The US dollar is on the rise as US rates continue to move higher after the Federal Reserve chair, Jerome Powell declines to jawbone or pushback on the recent moves in the bond markets.
“We monitor a broad range of financial conditions and we think that we are a long way from our goals,” he said.
“I would be concerned by disorderly conditions in markets or persistent tightening in financial conditions that threaten the achievement of our goals.”
This is not what the market wanted to hear and Treasury yields are spiking with the 10-year yield well above 1.50%, advancing to a high of 1.5470%.
The bond market is spooked, so too are US stocks as uncertainty prevails and the markets price up the risk of higher than tolerable inflation.

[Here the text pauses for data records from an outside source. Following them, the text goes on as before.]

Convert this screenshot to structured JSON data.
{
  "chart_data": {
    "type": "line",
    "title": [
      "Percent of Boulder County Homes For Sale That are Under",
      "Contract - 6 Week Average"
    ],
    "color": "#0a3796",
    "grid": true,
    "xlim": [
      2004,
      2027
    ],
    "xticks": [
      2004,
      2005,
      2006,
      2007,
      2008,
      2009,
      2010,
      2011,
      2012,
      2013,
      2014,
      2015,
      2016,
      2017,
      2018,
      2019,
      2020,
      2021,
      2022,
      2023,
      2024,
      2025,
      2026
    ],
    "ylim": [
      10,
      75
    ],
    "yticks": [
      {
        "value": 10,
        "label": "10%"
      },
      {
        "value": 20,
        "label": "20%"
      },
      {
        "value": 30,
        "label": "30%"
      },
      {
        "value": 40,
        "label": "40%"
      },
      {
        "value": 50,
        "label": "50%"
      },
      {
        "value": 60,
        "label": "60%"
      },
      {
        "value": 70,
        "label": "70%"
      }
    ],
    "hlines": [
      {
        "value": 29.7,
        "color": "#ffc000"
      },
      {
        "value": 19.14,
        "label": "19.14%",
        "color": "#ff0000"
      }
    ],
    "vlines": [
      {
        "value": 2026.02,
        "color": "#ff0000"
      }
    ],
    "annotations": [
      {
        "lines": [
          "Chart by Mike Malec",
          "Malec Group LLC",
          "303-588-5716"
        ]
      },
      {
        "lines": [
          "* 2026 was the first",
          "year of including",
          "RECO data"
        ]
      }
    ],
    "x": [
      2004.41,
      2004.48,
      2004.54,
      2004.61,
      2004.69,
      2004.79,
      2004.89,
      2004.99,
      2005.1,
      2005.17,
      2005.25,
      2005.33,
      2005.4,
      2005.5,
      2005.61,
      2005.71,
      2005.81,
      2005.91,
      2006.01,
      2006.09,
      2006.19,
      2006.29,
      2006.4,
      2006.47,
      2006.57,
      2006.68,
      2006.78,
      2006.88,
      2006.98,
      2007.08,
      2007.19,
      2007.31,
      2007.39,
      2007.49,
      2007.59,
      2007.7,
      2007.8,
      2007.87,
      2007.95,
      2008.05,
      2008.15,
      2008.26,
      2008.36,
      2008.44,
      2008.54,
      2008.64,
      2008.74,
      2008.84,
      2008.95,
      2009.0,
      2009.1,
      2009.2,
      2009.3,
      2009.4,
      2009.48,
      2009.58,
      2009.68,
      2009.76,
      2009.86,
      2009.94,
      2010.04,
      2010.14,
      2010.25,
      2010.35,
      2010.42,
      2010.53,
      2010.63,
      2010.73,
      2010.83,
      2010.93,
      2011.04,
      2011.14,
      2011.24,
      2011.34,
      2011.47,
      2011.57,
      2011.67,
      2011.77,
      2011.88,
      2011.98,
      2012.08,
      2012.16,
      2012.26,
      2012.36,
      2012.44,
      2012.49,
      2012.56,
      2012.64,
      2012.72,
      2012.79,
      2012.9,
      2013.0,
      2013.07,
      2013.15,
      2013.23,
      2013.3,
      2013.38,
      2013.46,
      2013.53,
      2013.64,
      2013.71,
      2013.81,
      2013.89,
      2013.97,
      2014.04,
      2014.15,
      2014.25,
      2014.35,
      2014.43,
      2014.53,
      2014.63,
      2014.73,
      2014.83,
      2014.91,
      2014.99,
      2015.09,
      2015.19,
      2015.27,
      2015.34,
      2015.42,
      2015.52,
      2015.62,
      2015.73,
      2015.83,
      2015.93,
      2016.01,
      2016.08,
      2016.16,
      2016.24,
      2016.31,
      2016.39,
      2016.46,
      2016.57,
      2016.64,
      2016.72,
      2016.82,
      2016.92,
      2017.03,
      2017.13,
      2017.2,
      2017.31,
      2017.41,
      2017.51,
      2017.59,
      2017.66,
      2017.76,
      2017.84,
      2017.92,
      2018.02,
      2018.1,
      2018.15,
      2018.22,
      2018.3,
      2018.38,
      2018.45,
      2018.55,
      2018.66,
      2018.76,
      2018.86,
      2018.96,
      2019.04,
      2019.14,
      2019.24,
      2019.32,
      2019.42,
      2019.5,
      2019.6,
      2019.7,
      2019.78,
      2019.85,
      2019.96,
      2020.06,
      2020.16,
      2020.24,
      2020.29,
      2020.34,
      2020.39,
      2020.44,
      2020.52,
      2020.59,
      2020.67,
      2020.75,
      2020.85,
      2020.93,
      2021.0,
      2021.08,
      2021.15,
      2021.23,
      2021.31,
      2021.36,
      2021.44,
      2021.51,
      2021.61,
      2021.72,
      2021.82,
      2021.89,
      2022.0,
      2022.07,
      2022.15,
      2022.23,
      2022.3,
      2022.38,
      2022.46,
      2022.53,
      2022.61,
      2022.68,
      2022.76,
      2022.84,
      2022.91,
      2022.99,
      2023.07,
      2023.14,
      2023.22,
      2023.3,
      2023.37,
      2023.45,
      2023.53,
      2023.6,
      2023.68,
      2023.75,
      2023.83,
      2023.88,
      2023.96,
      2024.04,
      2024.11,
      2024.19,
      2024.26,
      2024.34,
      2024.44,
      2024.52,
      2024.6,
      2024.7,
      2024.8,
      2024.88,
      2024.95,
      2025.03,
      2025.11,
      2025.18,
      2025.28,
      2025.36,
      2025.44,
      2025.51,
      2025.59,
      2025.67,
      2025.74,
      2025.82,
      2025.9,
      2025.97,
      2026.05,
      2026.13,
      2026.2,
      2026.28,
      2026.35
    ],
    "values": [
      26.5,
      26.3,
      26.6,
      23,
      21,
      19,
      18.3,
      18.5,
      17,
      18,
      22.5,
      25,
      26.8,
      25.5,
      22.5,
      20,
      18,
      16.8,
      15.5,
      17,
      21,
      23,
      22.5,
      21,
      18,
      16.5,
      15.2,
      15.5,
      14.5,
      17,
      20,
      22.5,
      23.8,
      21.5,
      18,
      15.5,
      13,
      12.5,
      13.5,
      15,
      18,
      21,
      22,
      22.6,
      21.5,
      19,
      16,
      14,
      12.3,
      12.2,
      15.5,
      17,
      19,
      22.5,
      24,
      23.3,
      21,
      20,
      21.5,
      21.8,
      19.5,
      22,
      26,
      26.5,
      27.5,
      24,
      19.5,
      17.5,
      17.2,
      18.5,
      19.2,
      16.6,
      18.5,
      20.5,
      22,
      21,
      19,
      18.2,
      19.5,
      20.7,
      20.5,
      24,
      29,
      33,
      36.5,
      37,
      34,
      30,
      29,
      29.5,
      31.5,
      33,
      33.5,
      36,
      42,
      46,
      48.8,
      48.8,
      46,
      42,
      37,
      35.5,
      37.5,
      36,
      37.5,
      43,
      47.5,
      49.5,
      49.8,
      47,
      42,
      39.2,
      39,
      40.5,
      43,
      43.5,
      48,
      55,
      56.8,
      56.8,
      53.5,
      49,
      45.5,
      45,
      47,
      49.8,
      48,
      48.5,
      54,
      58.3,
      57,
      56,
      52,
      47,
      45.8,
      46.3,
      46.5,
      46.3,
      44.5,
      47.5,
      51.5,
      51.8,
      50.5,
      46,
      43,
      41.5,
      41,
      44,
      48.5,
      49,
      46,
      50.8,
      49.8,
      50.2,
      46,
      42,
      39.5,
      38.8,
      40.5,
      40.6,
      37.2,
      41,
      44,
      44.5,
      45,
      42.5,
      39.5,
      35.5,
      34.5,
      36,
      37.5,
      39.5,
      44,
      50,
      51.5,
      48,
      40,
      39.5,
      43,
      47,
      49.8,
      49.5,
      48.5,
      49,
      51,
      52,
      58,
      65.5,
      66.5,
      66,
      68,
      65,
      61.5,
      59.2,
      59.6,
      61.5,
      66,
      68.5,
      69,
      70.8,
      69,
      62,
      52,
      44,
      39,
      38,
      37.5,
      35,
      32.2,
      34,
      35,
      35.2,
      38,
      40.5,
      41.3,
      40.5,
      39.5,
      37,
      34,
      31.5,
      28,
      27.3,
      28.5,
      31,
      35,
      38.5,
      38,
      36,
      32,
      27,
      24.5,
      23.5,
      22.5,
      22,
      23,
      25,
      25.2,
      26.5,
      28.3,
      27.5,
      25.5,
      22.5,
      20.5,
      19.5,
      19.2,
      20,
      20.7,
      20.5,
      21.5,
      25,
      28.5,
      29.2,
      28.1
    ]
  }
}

The dollar remains firm as risk appetite takes a hit
DXY took out last week’s high near 91.394 and is on track to test the February 5 high near 91.602. A break above that would open risk towards the November 23 high near 92.80 and weigh heavily on the pound.
GBP/USD technical analysis
The price has been moving sideways this week following the weekly bearish wick, as note din prior analysis, GBP/USD Price Analysis: GBP weaker across the board, focus on downside:
It was explained in the analysis that ”the price has met the 78.6% Fibonacci of the last leg of the 5-wave bull trend. This is a firm area of support and until it is broken, there is still the possibility of an upside continuation, if not a period of sideways consolidation. ”
We are seeing just that, consolidation.
However, it was explained that ”a break of support will open up prospects of a run back to test old weekly resistance that has a confluence with the 61.8% Fibonacci retracement and the 10-week EMA at 1.3745.”